In [None]:
import pandas as pd
import yfinance as yf
from datetime import datetime, timedelta
from scipy.stats import ttest_ind

tickers = ["AAPL", "GOOGL", "META", "AMZN", "MSFT"]
summary_results = []

for ticker in tickers:
    print(f"▶ 分析中: {ticker}")
    try:
        # データ読み込み
        df = pd.read_csv(f"../data/{ticker}_news_with_sentiment.csv")
        df['date'] = pd.to_datetime(df['datetime']).dt.strftime('%Y-%m-%d')
        sentiment_daily = df.groupby('date')['sentiment_score'].mean().reset_index()
        sentiment_daily.rename(columns={'date': 'Date', 'sentiment_score': 'SentimentScore'}, inplace=True)

        # 株価取得
        end_date = datetime.today()
        start_date = end_date - timedelta(days=90)
        stock = yf.download(ticker, start=start_date.strftime('%Y-%m-%d'), end=end_date.strftime('%Y-%m-%d'))
        if isinstance(stock.columns, pd.MultiIndex):
            stock.columns = stock.columns.get_level_values(0)

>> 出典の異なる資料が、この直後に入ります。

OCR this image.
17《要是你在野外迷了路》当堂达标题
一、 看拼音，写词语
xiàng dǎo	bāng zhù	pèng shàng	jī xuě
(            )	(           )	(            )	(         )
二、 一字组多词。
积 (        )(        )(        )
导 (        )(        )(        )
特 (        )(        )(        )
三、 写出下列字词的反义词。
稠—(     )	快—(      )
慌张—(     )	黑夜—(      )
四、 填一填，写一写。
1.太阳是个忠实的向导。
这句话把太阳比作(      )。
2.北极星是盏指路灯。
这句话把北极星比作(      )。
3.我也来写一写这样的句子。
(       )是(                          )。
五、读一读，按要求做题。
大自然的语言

        # ✅ 終値と日付だけ抽出・整形（階層を潰す）
        stock = stock[['Close']].reset_index()
        stock.columns = ['Date', 'Close']  # カラム名を1段に
        stock['Date'] = pd.to_datetime(stock['Date']).dt.strftime('%Y-%m-%d')

        # マージとリターン
        merged = pd.merge(stock, sentiment_daily, on='Date', how='inner')
        merged['NextClose'] = merged['Close'].shift(-1)
        merged['Return1d'] = (merged['NextClose'] - merged['Close']) / merged['Close']

        # t検定と相関
        pos = merged[merged['SentimentScore'] > 0]['Return1d'].dropna()
        neg = merged[merged['SentimentScore'] < 0]['Return1d'].dropna()
        t_stat, p_value = ttest_ind(pos, neg, equal_var=False)
        corr = merged[['SentimentScore', 'Return1d']].corr().iloc[0, 1]

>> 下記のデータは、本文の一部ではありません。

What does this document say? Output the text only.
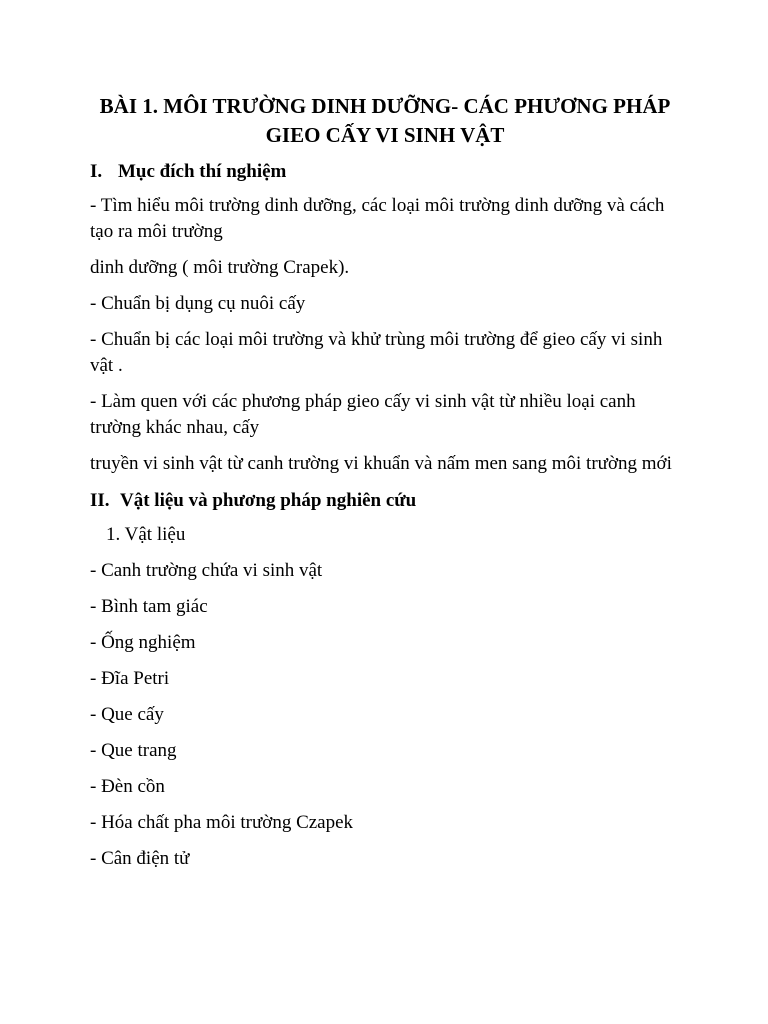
BÀI 1. MÔI TRƯỜNG DINH DƯỠNG- CÁC PHƯƠNG PHÁP GIEO CẤY VI SINH VẬT
I. Mục đích thí nghiệm
- Tìm hiểu môi trường dinh dưỡng, các loại môi trường dinh dưỡng và cách tạo ra môi trường
dinh dưỡng ( môi trường Crapek).
- Chuẩn bị dụng cụ nuôi cấy
- Chuẩn bị các loại môi trường và khử trùng môi trường để gieo cấy vi sinh vật .
- Làm quen với các phương pháp gieo cấy vi sinh vật từ nhiều loại canh trường khác nhau, cấy
truyền vi sinh vật từ canh trường vi khuẩn và nấm men sang môi trường mới
II. Vật liệu và phương pháp nghiên cứu
1. Vật liệu
- Canh trường chứa vi sinh vật
- Bình tam giác
- Ống nghiệm
- Đĩa Petri
- Que cấy
- Que trang
- Đèn cồn
- Hóa chất pha môi trường Czapek
- Cân điện tử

        # 感情スコア付きの元データ（1記事ごと）
        df = pd.read_csv(f"../data/{ticker}_news_with_sentiment.csv")

        # 🆕 全記事数
        num_articles = len(df)

        # 🆕 感情別の記事数（positive, negative, neutral）
        n_positive_articles = (df['sentiment_score'] > 0).sum()
        n_negative_articles = (df['sentiment_score'] < 0).sum()
        n_neutral_articles = (df['sentiment_score'] == 0).sum()


        summary_results.append({
            'Ticker': ticker,
            'N_Pos': len(pos),  # 株価リターン付きの「日数」ベース
            'N_Neg': len(neg),
            'Article_Pos': n_positive_articles,  # 🆕 ポジティブ記事数
            'Article_Neg': n_negative_articles,  # 🆕 ネガティブ記事数
            'Article_Neutral': n_neutral_articles,
            'Total_Articles': num_articles,
            'Mean_Pos': pos.mean(),
            'Mean_Neg': neg.mean(),
            'T_Stat': t_stat,
            'P_Value': p_value,
            'Correlation': corr
        })
    except Exception as e:
        print(f"An error has occured: {ticker} → {e}")

summary_df = pd.DataFrame(summary_results)
summary_df

In [None]:
summary_df[["Ticker", "Correlation"]].set_index("Ticker").plot.barh(figsize=(6,4), legend=False, title="Correlation (Sentiment vs Return)")